Thanks for the feedback. The true improvement steps certainly can be enjoyed -- in fact, that's what I like about being a programmer! The effect of everything-feeling-like-a-tradeoff should be strongest when looking at the available solutions to well-known problems such as primality testing or sorting algorithms, where many people before us have already expended a lot of energy pushing the boundary outwards. History forgets the solutions that got dominated, and we are left with a trade-off solution set.

Your last sentence makes me think you read:

Throwing solutions out is easy (and is sometimes done subconsciously when you're working in your domain of expertise ...)

as referring to the moment that one discovers a new solution and throws out the ones that it dominates. I see why you read it that way. I'll edit the wording to make it clear that I mean throwing out solutions that are just obviously very poor. (Initially I had another sentence here where I said that deliberately comparing these solutions to the good ones could help mitigate the everything-is-a-tradeoff feeling, but then I noticed that you've already said the same thing! Though I'll note that you can still appreciate the gap between the bad ones and the good ones long after you've made your choice, which doesn't result in slowness.)

comment by limerott · 2019-07-19T03:45:05.588Z · score: 2 (2 votes) · LW · GW

Thank you for the post and the analysis. I enjoyed this insight and I recall having the feeling that everything is a trade-off at least once. This explains it clearly and succinctly.

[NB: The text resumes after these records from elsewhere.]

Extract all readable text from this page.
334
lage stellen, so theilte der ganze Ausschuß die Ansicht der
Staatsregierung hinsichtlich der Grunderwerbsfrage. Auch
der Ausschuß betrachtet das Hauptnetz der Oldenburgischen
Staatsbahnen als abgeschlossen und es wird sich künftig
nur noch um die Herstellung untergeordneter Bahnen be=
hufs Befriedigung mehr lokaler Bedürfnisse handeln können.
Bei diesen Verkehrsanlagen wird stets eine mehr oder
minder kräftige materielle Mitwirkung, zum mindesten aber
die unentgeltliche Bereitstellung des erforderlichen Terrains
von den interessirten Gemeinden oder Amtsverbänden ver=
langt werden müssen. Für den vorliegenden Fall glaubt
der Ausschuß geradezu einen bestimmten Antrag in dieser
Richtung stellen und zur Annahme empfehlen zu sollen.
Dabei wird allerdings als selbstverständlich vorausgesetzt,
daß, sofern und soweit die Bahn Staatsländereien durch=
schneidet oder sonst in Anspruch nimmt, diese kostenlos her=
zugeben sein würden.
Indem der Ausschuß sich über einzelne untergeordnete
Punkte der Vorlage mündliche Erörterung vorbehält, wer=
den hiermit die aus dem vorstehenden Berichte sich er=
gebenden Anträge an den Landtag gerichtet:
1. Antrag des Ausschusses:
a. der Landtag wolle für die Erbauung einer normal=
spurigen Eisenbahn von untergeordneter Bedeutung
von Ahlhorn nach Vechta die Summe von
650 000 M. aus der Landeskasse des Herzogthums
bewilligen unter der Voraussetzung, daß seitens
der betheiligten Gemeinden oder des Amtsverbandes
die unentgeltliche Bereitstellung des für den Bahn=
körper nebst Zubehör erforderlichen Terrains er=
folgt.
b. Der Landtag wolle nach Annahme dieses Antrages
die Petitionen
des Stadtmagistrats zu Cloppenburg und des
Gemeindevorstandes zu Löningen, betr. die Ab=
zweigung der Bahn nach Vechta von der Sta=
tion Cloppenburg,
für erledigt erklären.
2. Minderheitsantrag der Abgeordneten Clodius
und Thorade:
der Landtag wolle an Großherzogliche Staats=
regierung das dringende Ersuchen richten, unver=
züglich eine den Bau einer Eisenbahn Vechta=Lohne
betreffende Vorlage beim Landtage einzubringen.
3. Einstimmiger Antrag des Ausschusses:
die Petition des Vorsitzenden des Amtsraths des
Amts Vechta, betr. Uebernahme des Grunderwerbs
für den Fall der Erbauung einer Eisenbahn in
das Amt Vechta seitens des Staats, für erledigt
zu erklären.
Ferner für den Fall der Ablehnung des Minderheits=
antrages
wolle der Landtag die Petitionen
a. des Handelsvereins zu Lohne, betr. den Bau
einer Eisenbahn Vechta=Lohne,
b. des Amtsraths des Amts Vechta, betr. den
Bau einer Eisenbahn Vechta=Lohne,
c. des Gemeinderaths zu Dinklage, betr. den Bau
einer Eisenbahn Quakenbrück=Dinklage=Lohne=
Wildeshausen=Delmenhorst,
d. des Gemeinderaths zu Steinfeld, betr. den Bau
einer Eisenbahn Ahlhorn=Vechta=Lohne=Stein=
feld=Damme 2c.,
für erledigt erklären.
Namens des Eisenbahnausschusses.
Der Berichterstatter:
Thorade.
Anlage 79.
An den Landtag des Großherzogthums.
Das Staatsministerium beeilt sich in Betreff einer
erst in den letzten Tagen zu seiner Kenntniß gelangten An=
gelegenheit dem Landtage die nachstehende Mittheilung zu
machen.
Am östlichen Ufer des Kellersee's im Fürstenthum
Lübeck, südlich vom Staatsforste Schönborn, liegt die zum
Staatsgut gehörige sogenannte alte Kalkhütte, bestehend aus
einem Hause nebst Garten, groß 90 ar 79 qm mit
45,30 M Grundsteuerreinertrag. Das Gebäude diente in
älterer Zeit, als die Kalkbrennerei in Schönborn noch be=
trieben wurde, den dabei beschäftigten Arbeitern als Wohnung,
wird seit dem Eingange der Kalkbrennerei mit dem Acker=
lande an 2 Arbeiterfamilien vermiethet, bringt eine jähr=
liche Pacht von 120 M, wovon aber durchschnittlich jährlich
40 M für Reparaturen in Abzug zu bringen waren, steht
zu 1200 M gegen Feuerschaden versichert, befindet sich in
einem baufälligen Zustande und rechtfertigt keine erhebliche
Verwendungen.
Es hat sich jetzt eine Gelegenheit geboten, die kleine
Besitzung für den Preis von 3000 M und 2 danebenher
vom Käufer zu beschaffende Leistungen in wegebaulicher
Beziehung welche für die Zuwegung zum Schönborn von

Maybe we should make a collection of solutions that did not make it, just to acknowledge their existence, like all sorting algorithms that are strictly worse than mergesort.

comment by dsizemore0012 · 2019-07-18T16:55:30.543Z · score: 2 (2 votes) · LW · GW

I started tinkering with it before reading the comments but I might as well post my thoughts. My answer was basically the same as Donald Hobson's answer except I pre-calculated the powers and factorials you would use and stored them in an array or collection, then I calculated the sum using the stored values. It's basically the same solution but a little easier to follow. If you aren't worried about breaking taboos then you could stick the factorials in a global variable and have a function to get the factorial that checks to see if the factorial has been calculated and if it hasn't then calculate and store the factorials up to that number. Then again if your hard coded solution works for you then no need to bother adding more complications to it.

comment by tenthkrige · 2019-07-26T13:10:23.490Z · score: 1 (1 votes) · LW · GW

This feels related to Policy Debates Should Not Appear One-Sided [LW · GW]: anything that's obvious does not even enter into consideration, so you only have difficult choices to make.

comment by Pattern · 2019-07-18T06:00:13.092Z · score: 1 (1 votes) · LW · GW
a function I'd written to evaluate a polynomial at a given point.

I'm curious what you were using this for. (I haven't found a use for a lot of my mathematical knowledge at that level so far.)

comment by Evan Rysdam · 2019-07-18T06:17:29.238Z · score: 2 (2 votes) · LW · GW

Without giving away too much "insider info", at my current job I'm working on some software that models the interaction of some different 1-dimensional surfaces. I represent these surfaces using splines, which are piece-wise polynomial functions. When I need to know the y-position of a surface at a given x-position, I evaluate the appropriate polynomial at that x-position to find it.